Adam DiMichele’s fake kneeldown at the end of the first half at Navy that ended in a long-bomb touchdown to Bruce Francis will always be remembered as one of the greatest Temple plays of all time.
Adam DiMichele will be missed by all Temple fans.
By Mike Gibson
OK, I’ll be the first to admit it.
I’ve been spoiled for the past three years.
I’ve never once wished for a quarterback change at Temple University when No. 13 was on the field.
The thought never even entered my head.
Not once.
It’s hard to
put your
finger on
it, but I
knew from
the first time
I saw Adam
DiMichele
in a Temple
uniform that
he was the
perfect quarterback
for me and my team.
“I love that kid,” I said to my friend, Mark, during the 28-14 win over Bowling Green three years ago.

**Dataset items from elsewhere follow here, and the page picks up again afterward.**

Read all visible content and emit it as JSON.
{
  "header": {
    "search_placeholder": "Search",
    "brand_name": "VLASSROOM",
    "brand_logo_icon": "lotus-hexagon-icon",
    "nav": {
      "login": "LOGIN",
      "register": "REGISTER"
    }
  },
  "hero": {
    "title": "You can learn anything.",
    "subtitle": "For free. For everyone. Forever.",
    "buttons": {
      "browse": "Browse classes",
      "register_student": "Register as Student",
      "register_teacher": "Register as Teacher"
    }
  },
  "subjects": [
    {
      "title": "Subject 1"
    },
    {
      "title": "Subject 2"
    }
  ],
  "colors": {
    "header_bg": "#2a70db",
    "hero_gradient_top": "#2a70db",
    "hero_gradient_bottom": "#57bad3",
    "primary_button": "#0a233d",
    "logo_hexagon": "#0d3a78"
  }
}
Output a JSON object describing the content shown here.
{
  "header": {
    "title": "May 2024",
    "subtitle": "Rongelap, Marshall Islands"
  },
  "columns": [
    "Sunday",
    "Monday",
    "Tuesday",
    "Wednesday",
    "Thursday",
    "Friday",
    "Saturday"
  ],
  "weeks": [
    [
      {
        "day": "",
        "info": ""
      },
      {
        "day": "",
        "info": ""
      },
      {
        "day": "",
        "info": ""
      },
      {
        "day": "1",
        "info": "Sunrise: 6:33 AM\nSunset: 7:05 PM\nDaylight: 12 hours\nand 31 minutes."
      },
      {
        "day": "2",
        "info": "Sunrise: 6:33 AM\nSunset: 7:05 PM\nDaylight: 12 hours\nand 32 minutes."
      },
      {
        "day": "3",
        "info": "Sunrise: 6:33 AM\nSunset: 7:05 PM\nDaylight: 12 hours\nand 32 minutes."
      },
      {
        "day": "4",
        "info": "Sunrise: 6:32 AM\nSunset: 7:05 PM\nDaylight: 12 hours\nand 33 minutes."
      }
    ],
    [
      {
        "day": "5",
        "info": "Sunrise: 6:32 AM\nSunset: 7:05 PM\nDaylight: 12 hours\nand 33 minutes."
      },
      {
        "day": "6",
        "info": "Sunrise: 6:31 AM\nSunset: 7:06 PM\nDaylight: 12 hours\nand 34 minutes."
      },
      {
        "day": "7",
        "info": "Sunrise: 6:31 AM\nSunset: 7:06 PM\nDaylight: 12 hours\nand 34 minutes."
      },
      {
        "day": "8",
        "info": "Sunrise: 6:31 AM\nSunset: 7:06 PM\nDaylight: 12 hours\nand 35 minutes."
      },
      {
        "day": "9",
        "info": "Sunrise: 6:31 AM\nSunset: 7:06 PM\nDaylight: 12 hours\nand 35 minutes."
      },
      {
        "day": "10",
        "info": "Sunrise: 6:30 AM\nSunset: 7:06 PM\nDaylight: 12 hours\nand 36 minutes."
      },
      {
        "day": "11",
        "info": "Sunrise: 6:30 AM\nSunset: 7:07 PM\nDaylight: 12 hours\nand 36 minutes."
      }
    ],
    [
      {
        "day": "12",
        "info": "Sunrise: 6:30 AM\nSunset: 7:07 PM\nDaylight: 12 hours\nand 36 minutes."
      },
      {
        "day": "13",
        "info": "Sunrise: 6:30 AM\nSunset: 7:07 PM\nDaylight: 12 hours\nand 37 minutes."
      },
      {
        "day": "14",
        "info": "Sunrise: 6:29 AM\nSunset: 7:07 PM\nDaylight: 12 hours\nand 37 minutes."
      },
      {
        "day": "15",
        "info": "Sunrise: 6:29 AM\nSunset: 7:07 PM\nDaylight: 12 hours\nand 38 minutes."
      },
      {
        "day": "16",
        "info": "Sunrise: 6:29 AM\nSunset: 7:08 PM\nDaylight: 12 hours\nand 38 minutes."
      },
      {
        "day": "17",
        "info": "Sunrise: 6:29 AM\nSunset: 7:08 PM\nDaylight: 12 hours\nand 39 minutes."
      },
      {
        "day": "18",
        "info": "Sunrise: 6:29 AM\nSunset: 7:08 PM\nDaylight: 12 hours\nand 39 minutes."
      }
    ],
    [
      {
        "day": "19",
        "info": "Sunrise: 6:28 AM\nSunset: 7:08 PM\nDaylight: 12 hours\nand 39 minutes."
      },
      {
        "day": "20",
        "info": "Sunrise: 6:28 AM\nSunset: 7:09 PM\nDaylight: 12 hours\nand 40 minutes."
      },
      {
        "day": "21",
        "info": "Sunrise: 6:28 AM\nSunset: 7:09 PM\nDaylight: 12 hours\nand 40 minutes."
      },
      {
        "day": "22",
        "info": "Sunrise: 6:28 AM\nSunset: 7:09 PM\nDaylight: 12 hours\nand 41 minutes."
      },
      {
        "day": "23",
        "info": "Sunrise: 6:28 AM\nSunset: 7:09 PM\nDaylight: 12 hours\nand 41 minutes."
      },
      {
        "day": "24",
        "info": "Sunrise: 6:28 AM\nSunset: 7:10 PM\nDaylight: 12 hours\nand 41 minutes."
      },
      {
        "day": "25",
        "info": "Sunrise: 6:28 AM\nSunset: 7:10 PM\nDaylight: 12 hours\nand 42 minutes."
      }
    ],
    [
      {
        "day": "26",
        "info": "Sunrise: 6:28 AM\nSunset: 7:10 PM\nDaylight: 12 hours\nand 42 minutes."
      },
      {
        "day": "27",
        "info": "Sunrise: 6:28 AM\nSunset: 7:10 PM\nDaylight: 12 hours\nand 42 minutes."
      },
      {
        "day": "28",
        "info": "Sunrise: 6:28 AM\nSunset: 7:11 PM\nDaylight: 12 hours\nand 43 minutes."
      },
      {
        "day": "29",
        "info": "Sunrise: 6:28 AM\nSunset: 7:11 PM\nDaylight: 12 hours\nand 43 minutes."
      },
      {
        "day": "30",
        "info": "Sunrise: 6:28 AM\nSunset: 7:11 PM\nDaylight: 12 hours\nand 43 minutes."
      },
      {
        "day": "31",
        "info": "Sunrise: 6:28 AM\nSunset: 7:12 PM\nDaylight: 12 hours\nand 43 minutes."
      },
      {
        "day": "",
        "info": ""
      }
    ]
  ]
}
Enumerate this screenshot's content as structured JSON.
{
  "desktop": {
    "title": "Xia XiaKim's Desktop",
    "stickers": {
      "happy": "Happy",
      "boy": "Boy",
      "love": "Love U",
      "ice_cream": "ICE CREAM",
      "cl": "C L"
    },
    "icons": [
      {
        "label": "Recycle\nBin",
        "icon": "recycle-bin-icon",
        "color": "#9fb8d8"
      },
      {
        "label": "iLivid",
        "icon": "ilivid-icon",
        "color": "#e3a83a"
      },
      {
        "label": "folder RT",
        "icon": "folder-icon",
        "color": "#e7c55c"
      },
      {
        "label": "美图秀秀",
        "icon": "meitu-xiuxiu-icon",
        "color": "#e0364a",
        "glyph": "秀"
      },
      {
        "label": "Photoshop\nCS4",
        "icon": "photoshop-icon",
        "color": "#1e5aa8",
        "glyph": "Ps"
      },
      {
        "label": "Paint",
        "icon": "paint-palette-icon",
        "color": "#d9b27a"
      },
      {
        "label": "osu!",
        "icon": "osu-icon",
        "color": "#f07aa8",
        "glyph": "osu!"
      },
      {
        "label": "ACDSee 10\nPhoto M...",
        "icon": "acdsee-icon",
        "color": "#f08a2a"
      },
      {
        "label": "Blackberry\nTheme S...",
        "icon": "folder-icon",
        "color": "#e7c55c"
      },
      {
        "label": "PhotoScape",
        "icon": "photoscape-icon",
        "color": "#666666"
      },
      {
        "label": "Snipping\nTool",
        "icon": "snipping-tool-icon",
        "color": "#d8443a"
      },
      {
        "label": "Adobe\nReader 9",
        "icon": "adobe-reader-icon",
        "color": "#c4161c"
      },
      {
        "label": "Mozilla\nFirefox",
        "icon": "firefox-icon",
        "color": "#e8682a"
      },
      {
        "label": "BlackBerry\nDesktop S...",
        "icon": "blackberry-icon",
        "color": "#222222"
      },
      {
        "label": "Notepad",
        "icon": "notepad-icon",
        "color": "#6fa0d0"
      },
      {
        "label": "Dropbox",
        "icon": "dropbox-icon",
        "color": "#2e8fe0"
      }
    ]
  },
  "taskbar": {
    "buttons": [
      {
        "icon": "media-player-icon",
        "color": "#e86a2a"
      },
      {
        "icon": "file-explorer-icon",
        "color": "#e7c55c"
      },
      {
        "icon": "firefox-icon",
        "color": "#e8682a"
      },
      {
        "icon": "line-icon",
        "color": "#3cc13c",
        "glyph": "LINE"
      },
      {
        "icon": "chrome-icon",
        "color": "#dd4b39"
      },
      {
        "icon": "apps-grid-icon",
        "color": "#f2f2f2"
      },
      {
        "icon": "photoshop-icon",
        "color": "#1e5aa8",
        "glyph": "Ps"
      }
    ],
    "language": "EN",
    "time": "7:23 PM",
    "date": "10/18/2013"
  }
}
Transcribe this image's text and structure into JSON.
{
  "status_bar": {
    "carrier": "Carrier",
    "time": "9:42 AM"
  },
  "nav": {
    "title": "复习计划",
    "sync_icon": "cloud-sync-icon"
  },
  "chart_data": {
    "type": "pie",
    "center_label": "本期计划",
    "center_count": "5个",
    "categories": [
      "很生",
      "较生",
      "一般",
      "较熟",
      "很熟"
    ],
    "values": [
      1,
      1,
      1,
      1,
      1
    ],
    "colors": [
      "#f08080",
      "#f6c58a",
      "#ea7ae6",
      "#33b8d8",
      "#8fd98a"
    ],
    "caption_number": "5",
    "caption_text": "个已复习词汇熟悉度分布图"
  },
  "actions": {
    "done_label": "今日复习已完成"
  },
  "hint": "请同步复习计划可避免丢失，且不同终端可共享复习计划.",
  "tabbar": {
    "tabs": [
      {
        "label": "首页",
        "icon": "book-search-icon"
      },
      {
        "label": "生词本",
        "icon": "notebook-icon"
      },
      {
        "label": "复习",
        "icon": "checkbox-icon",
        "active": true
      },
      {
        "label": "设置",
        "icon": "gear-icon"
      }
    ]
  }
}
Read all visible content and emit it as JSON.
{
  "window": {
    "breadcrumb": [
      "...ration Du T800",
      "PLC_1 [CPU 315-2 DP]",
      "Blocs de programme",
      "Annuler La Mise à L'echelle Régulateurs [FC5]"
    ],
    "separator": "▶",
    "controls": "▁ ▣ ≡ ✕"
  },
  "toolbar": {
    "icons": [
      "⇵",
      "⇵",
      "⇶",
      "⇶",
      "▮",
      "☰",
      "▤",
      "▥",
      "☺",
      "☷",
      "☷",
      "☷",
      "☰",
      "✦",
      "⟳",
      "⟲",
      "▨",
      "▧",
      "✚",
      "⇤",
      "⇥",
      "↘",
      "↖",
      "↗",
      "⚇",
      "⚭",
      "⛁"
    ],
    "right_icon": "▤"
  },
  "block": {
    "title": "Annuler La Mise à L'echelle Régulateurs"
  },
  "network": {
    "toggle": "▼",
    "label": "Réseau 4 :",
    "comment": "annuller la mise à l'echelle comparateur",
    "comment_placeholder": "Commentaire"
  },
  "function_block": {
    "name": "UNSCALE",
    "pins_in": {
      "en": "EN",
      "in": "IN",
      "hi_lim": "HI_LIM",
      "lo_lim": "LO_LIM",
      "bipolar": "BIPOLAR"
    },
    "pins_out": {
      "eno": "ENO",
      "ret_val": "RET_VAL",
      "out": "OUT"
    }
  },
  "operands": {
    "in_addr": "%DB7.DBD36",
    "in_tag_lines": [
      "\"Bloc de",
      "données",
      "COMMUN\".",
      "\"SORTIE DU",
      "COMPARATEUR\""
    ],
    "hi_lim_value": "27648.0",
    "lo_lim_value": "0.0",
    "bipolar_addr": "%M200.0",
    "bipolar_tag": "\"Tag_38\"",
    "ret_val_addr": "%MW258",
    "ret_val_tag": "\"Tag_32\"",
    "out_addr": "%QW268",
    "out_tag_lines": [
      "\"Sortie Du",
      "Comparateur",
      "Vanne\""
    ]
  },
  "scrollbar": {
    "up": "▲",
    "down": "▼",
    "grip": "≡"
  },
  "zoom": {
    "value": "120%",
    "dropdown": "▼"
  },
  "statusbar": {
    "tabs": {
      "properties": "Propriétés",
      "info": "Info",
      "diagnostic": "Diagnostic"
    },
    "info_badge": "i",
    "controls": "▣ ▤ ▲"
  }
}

“You have to,” Mark said. “Who wouldn’t love Adam DiMichele?”
Nothing kinky, mind you, but I love him as a (very) older brother or as a proud father.
Quarterback is a very strange position.
You either have it or you don’t.
It’s hard to put your finger on it, but I knew from the first time I saw Adam DiMichele in a Temple uniform that he was the perfect quarterback for me and my team.
He had all the qualities I ever wanted in a quarterback:
Arm?
Check.
Heart?
Check.
Courage?
Check.
Overlaping skills like moxie, determination, leadership?
Check, check, check.
Athleticism, escapability?
Check, check.
I made the list in my head and could put an emphatic checkmark next to each wonderful quality under Adam DiMichele’s name.
Check, check, check, check, check.
Wow.
I slumped back in my seat. All these years of asking why the other team always had a better quarterback than Temple were over.
There were other problems, but I was always confident in my quarterback.
For sure, there were similar stretches in other years, like when Walter Washington came or Henry Burris was here but not three years like this.
I don’t remember ever having three years of this level of confidence in the leader on the field.
I knew those days would be over once and now they are.
I don’t have that same level of confidence anymore.
I don’t know if I ever will.
I’ve never yelled from my seat in the stands for some kid to be pulled from the game, but I will admit I thought a few times it might be a better idea for Chester Stewart to sit and watch the Homecoming Day game from the bench and let Vaughn Charlton have a shot.
After the 7-3 loss to Western Michigan and after Stewart missed a wide-open Bruce Francis by 10 yards for what would have been a third time, I saw enough.
As I walked into the concourse, the first person I saw was Vaughn Charlton.
Not the kid, the dad.
“They should have burned the redshirt,” I said.
I wasn’t looking for a response nor did I get one. I just walked away, knowing that a precious game was frittered away.
The most important position on the field is quarterback and I would have liked to see how a year older and wiser Vaughn Charlton would have responded to the challenge at a time his team needed him the most, after DiMichele went down.
I didn’t see it. All I know is that, right now, I can’t picture either Vaughn Charlton or Chester Stewart throwing six touchdowns in a game, like Adam DiMichele did two weeks ago.
I don’t know if either one of them has the qualities down the line that Adam DiMichele does.
I hope they do, but hope doesn’t get me to a bowl game.
On the other hand, DiMichele came to Temple as the WPIAL’s all-time passing leader and, in his senior year alone at Sto-Rox, tossed 36 touchdown passes for 2,706 yards.
Charlton’s senior year at Avon Grove?
Nine TD passes, 1,337 yards.
Stewart’s senior high school numbers were slightly better than Charlton’s but not half as good as DiMichele’s: 72 for 134, 1,348 yards and 17 touchdowns.
What was that coach Bill Parcells said?
“You are what your record says you are.”
Well, with quarterbacks, you pretty much are what your stats say you are.
Adam DiMichele proved that. So did every other previous great Temple quarterback.
None of them came here and achieved at a high level without doing the same exact thing in high school or JUCO ball. Walter Washington (Jacksonville Mainland), Burris (Spiro, Okla.), Matty Baker (Central York), Brian Broomell (Sterling, N.J.) and Steve Joachim (Haverford High) and Doug Shobert (Central Bucks) were big-time high school superstars.
So was Adam DiMichele. It’s a good blueprint to look for when Temple recruits its next-great quarterback.